De rechtsgrondslag voor dit instrument is Verordening (EU) 2020/672 van de Raad.

Subsidiariteit (bij niet-exclusieve bevoegdheid)

Het voorstel komt er na een verzoek van een lidstaat en is een blijk van Europese solidariteit, doordat financiële bijstand van de Unie in de vorm van tijdelijke leningen wordt verstrekt aan een lidstaat die zwaar door de COVID-19-uitbraak wordt getroffen. Deze financiële bijstand vormt een tweede verdedigingslinie voor een overheid die wordt geconfronteerd met een tijdelijke toename van de overheidsuitgaven voor werktijdverkortingsregelingen en soortgelijke maatregelen om banen te beschermen, en dus ook om werknemers en zelfstandigen te beschermen tegen het risico op werkloosheid en inkomstenverlies.

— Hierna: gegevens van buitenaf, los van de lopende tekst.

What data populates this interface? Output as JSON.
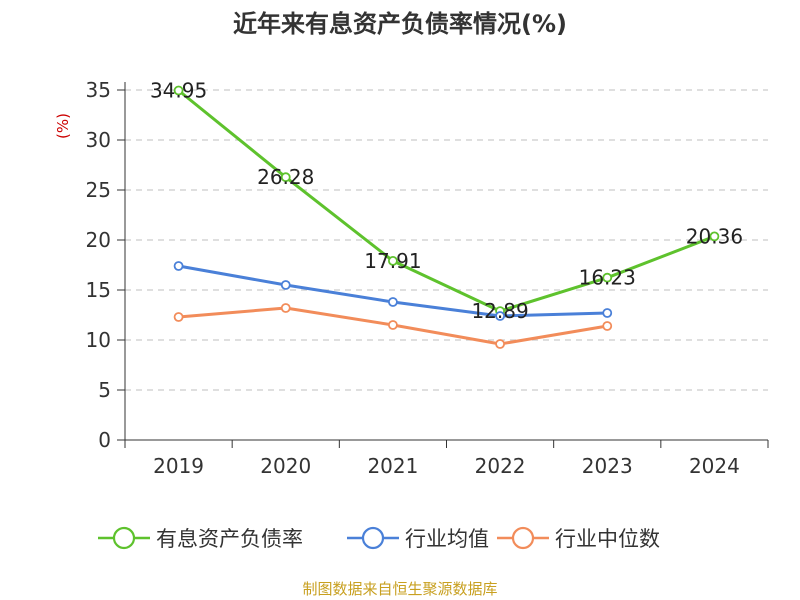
{
  "title": "近年来有息资产负债率情况(%)",
  "source": "制图数据来自恒生聚源数据库",
  "colors": {
    "title": "#333333",
    "axis": "#333333",
    "grid": "#cccccc",
    "unit": "#cc0000",
    "source": "#c8a020"
  },
  "chart_data": {
    "type": "line",
    "title": "近年来有息资产负债率情况(%)",
    "xlabel": "",
    "ylabel": "(%)",
    "categories": [
      "2019",
      "2020",
      "2021",
      "2022",
      "2023",
      "2024"
    ],
    "ylim": [
      0,
      35
    ],
    "yticks": [
      0,
      5,
      10,
      15,
      20,
      25,
      30,
      35
    ],
    "grid": "horizontal dashed",
    "legend": "bottom",
    "series": [
      {
        "name": "有息资产负债率",
        "color": "#5ec22d",
        "values": [
          34.95,
          26.28,
          17.91,
          12.89,
          16.23,
          20.36
        ],
        "labels": [
          "34.95",
          "26.28",
          "17.91",
          "12.89",
          "16.23",
          "20.36"
        ]
      },
      {
        "name": "行业均值",
        "color": "#4a80d8",
        "values": [
          17.4,
          15.5,
          13.8,
          12.4,
          12.7,
          null
        ]
      },
      {
        "name": "行业中位数",
        "color": "#f28c5a",
        "values": [
          12.3,
          13.2,
          11.5,
          9.6,
          11.4,
          null
        ]
      }
    ]
  }
}
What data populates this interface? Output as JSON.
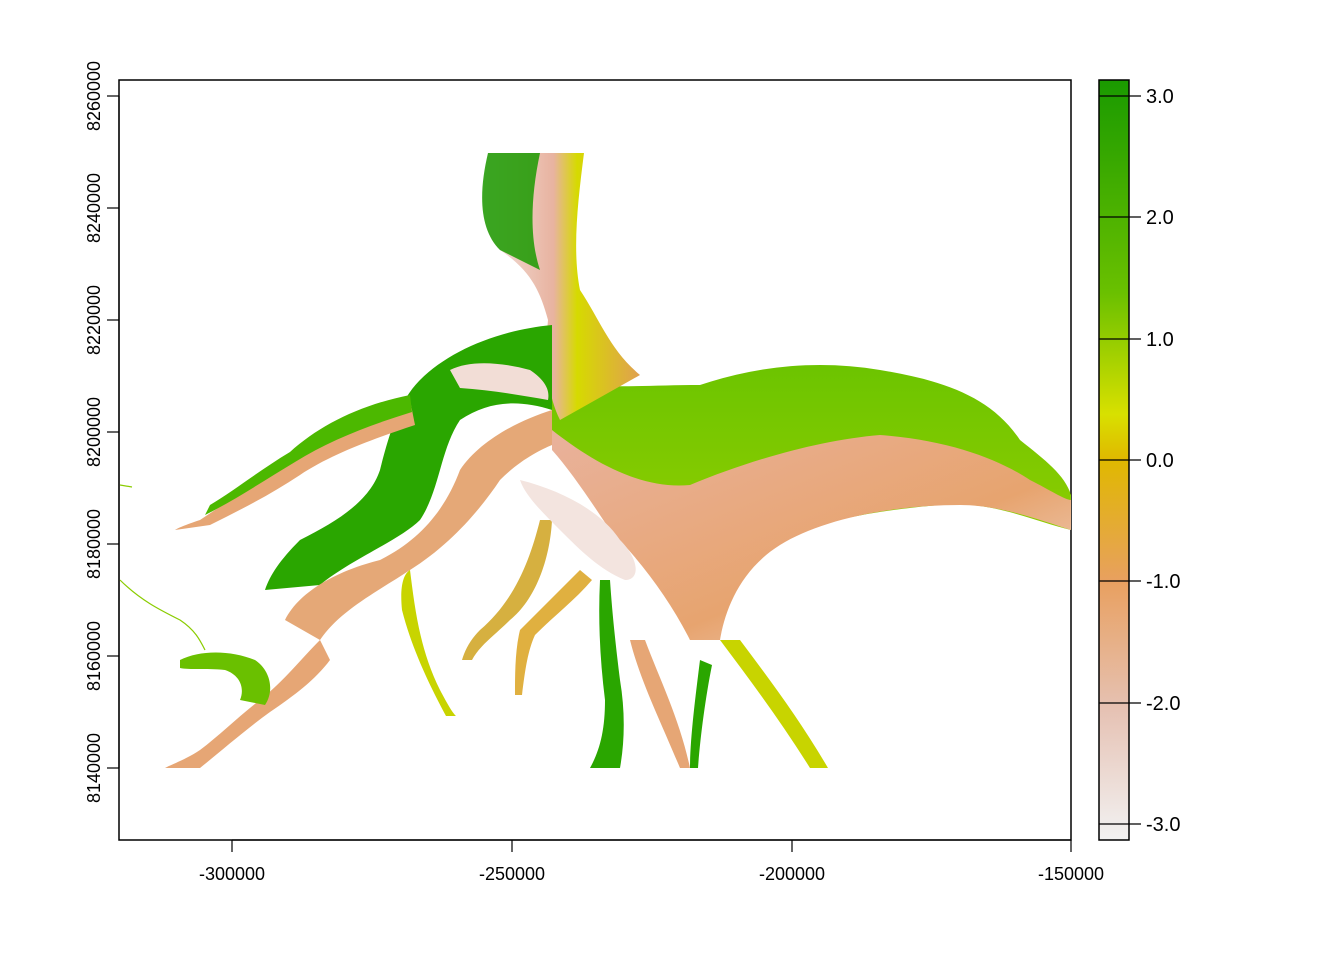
{
  "map": {
    "type": "raster",
    "xlim": [
      -320000,
      -150000
    ],
    "ylim": [
      8128000,
      8263000
    ],
    "x_ticks": [
      -300000,
      -250000,
      -200000,
      -150000
    ],
    "x_tick_labels": [
      "-300000",
      "-250000",
      "-200000",
      "-150000"
    ],
    "y_ticks": [
      8140000,
      8160000,
      8180000,
      8200000,
      8220000,
      8240000,
      8260000
    ],
    "y_tick_labels": [
      "8140000",
      "8160000",
      "8180000",
      "8200000",
      "8220000",
      "8240000",
      "8260000"
    ],
    "legend": {
      "range": [
        -3.14,
        3.14
      ],
      "ticks": [
        3.0,
        2.0,
        1.0,
        0.0,
        -1.0,
        -2.0,
        -3.0
      ],
      "tick_labels": [
        "3.0",
        "2.0",
        "1.0",
        "0.0",
        "-1.0",
        "-2.0",
        "-3.0"
      ],
      "colors": [
        "#f2f2f2",
        "#e6c2b4",
        "#e8a060",
        "#e0b800",
        "#d8e000",
        "#6ac000",
        "#1a9a00"
      ]
    },
    "colors": {
      "green_dark": "#1a9a00",
      "green": "#5cc000",
      "yellow": "#d6da00",
      "orange": "#e3a35a",
      "pink": "#e8b09a",
      "pale": "#f2e6e2"
    }
  }
}
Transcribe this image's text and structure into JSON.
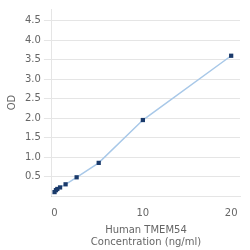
{
  "chart_data": {
    "type": "line",
    "xlabel": "Human TMEM54\nConcentration (ng/ml)",
    "ylabel": "OD",
    "x": [
      0,
      0.156,
      0.313,
      0.625,
      1.25,
      2.5,
      5,
      10,
      20
    ],
    "series": [
      {
        "type": "line",
        "color": "#a8c8e8",
        "marker": "none",
        "line_style": "solid",
        "values": [
          0.1,
          0.15,
          0.18,
          0.22,
          0.3,
          0.48,
          0.85,
          1.95,
          3.6
        ]
      },
      {
        "type": "scatter",
        "color": "#1a3a6b",
        "marker": "square",
        "values": [
          0.1,
          0.15,
          0.18,
          0.22,
          0.3,
          0.48,
          0.85,
          1.95,
          3.6
        ]
      }
    ],
    "xlim": [
      -0.3,
      21
    ],
    "xticks": [
      0,
      10,
      20
    ],
    "ylim": [
      0,
      4.8
    ],
    "yticks": [
      0.5,
      {
        "value": 1.0,
        "label": "1.0"
      },
      1.5,
      {
        "value": 2.0,
        "label": "2.0"
      },
      2.5,
      {
        "value": 3.0,
        "label": "3.0"
      },
      3.5,
      {
        "value": 4.0,
        "label": "4.0"
      },
      4.5
    ],
    "grid": "y",
    "background_color": "#ffffff"
  }
}
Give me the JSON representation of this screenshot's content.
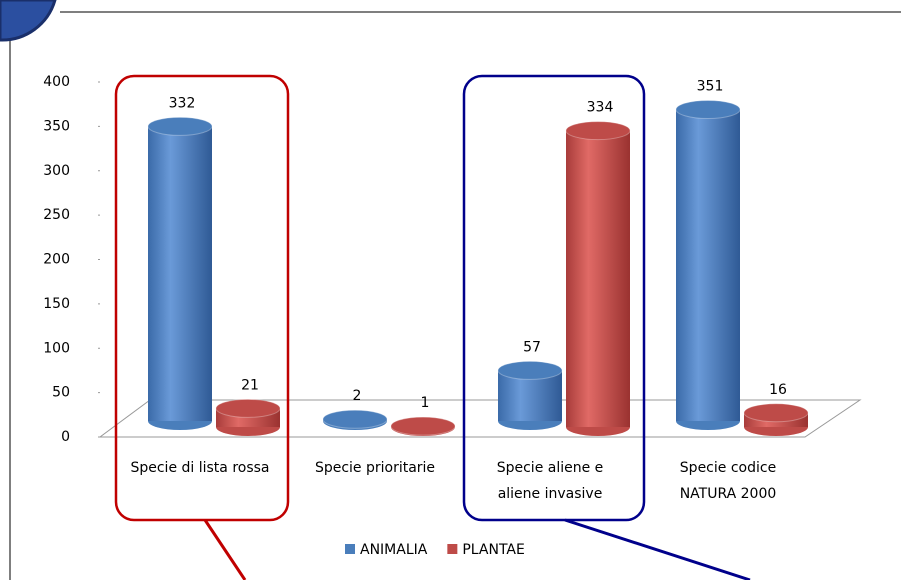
{
  "chart_data": {
    "type": "bar",
    "categories": [
      "Specie di lista rossa",
      "Specie prioritarie",
      "Specie aliene e aliene invasive",
      "Specie codice NATURA 2000"
    ],
    "series": [
      {
        "name": "ANIMALIA",
        "color": "#4a7ebb",
        "values": [
          332,
          2,
          57,
          351
        ]
      },
      {
        "name": "PLANTAE",
        "color": "#be4b48",
        "values": [
          21,
          1,
          334,
          16
        ]
      }
    ],
    "ylim": [
      0,
      400
    ],
    "yticks": [
      0,
      50,
      100,
      150,
      200,
      250,
      300,
      350,
      400
    ],
    "legend": "bottom"
  }
}
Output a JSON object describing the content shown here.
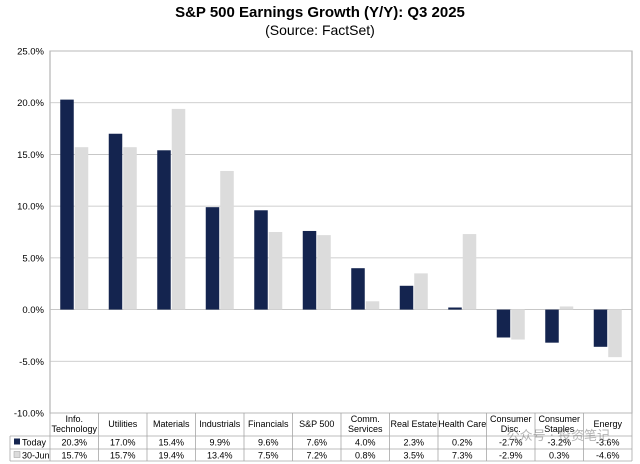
{
  "chart_data": {
    "type": "bar",
    "title": "S&P 500 Earnings Growth (Y/Y): Q3 2025",
    "subtitle": "(Source: FactSet)",
    "categories": [
      [
        "Info.",
        "Technology"
      ],
      [
        "Utilities"
      ],
      [
        "Materials"
      ],
      [
        "Industrials"
      ],
      [
        "Financials"
      ],
      [
        "S&P 500"
      ],
      [
        "Comm.",
        "Services"
      ],
      [
        "Real Estate"
      ],
      [
        "Health Care"
      ],
      [
        "Consumer",
        "Disc."
      ],
      [
        "Consumer",
        "Staples"
      ],
      [
        "Energy"
      ]
    ],
    "series": [
      {
        "name": "Today",
        "color": "#14244f",
        "values": [
          20.3,
          17.0,
          15.4,
          9.9,
          9.6,
          7.6,
          4.0,
          2.3,
          0.2,
          -2.7,
          -3.2,
          -3.6
        ],
        "labels": [
          "20.3%",
          "17.0%",
          "15.4%",
          "9.9%",
          "9.6%",
          "7.6%",
          "4.0%",
          "2.3%",
          "0.2%",
          "-2.7%",
          "-3.2%",
          "-3.6%"
        ]
      },
      {
        "name": "30-Jun",
        "color": "#dcdcdc",
        "values": [
          15.7,
          15.7,
          19.4,
          13.4,
          7.5,
          7.2,
          0.8,
          3.5,
          7.3,
          -2.9,
          0.3,
          -4.6
        ],
        "labels": [
          "15.7%",
          "15.7%",
          "19.4%",
          "13.4%",
          "7.5%",
          "7.2%",
          "0.8%",
          "3.5%",
          "7.3%",
          "-2.9%",
          "0.3%",
          "-4.6%"
        ]
      }
    ],
    "ylim": [
      -10,
      25
    ],
    "yticks": [
      -10,
      -5,
      0,
      5,
      10,
      15,
      20,
      25
    ],
    "ytick_labels": [
      "-10.0%",
      "-5.0%",
      "0.0%",
      "5.0%",
      "10.0%",
      "15.0%",
      "20.0%",
      "25.0%"
    ],
    "grid": true,
    "legend": "data-table"
  },
  "watermark": "公众号 · 投资笔记"
}
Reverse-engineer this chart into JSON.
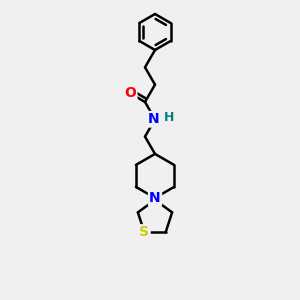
{
  "background_color": "#f0f0f0",
  "bond_color": "#000000",
  "bond_width": 1.8,
  "atom_colors": {
    "O": "#ff0000",
    "N_amide": "#0000ff",
    "N_pipe": "#0000ff",
    "H": "#008080",
    "S": "#cccc00"
  },
  "figsize": [
    3.0,
    3.0
  ],
  "dpi": 100
}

Deze steun helpt de getroffen bevolking en draagt bij tot het beperken van de directe maatschappelijke en economische gevolgen van de COVID-19-crisis.

Evenredigheid

Het voorstel is in overeenstemming met het evenredigheidsbeginsel. Het gaat niet verder dan wat nodig is om de met het instrument beoogde doelstellingen te verwezenlijken.

3. EVALUATIE, RAADPLEGING VAN BELANGHEBBENDEN EN EFFECTBEOORDELING

Raadpleging van belanghebbenden

Het voorstel moest dringend worden voorbereid zodat het tijdig kan worden aangenomen door de Raad. Daardoor kon geen raadpleging van de belanghebbenden worden uitgevoerd.

Effectbeoordeling

Gezien de urgentie van het voorstel heeft geen effectbeoordeling plaatsgevonden.

4. GEVOLGEN VOOR DE BEGROTING

De Commissie moet leningen op de financiële markten kunnen aangaan en deze vervolgens kunnen gebruiken om zelf leningen te verstrekken aan de lidstaten die financiële bijstand vragen in het kader van het SURE-instrument.

Naast de garanties van de lidstaten worden ook andere waarborgen in het systeem ingebouwd om de financiële soliditeit van de regeling te garanderen:

·een strikte en conservatieve benadering van financieel beheer;

·een leningenportefeuille die zodanig is opgebouwd dat het concentratierisico, het jaarlijkse risico en de buitensporige blootstelling aan risico’s van individuele lidstaten beperkt blijven en die er tegelijkertijd voor zorgt dat voldoende middelen kunnen worden toegekend aan de meest behoeftige lidstaten; en

·de mogelijkheid om schulden door te rollen.